Google has had previously exceeded Wall Street quarterly profit expectations by at least 10% since its public offering in August 2004.

Question marks

The big miss is bound to raise questions about what Google executives knew and when, and whether they failed to release important information to the market in a timely fashion.

Google shares fell 12% in after-hours trade to $379.00, knocking roughly $15.3 billion from a market capitalisation that was around $126 billion.

Google had become a Wall Street darling as well as a household word as its internet services have become synonymous with web search.

Bullish analysts had predicted that the stock price could race to levels last seen during the dot-com boom era, with one recently predicting the shares could rise to $600.

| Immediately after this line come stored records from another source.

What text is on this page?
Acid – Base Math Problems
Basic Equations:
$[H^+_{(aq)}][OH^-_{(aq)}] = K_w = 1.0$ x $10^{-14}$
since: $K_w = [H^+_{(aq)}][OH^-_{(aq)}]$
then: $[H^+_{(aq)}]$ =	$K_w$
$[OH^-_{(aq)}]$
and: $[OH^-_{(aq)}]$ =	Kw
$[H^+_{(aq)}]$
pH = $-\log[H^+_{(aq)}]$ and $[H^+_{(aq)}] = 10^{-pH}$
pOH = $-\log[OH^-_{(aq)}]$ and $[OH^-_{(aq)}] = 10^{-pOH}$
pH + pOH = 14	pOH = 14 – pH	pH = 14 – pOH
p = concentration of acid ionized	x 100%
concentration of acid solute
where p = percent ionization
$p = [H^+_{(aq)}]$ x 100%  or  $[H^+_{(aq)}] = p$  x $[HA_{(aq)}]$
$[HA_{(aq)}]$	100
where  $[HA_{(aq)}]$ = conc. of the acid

The rise and rise of Google

Google was founded by Phd students Larry Page and Sergey Brin as a research project

In 1998 the two set up Google’s first offices in a friend’s garage in California

The search engine’s simple, sleek design proved popular with users as the company outgrew several offices

in 2000 the company began selling adverts associated with keywords which increased revenue dramatically

At its peak in early 2004, the site handled around 85% of all searches on the web

Google’s IPO in August 2005 earned the company around $1.2 billion

The company now offers a variety of services including email, and is fiercely competing with Microsoft

The term “to google” is now a standard reference to performing a web search in many languages

Scott Devitt, an analyst with Stifel Nicolaus said: “It would be fair to say that the bloom is off the rose.”

Devitt’s company issued a rare “sell” recommendation on Google stock this month and he said: “Google remains a great company. But there is a disconnect between the business and the market capitalisation.”

Tax woes

Google’s chief financial officer, George Reyes, said advertising spending during the month of December had been weak in some sectors of its British business – its second-largest market, due to a fall-off in usage during the Christmas holidays.

Because it pays far lower taxes in Europe through its Irish subsidiary than it does on revenue from its home market, Google paid higher taxes overall, Reyes said.

“I think it is a tax rate story,” Reyes said after the report. “We ended up having more of our earnings taxed at the higher US rate.”

The stronger US dollar also cut the value of foreign revenue, which would have been 2.1% higher in the fourth quarter if exchange rates had remained in line with 2004.

Virtually all Google’s revenue comes from sales of web search-related advertising. Revenue, excluding traffic acquisition costs of $629 million, was $1.29 billion, nearly double the $642 million in revenue net of such costs it reported in the year-earlier fourth quarter.

Traffic acquisition costs refer to revenue that Google passes along to hundreds of affiliates, most importantly Time Warner’s AOL, which rely on Google’s search system to serve up advertisements on their own sites.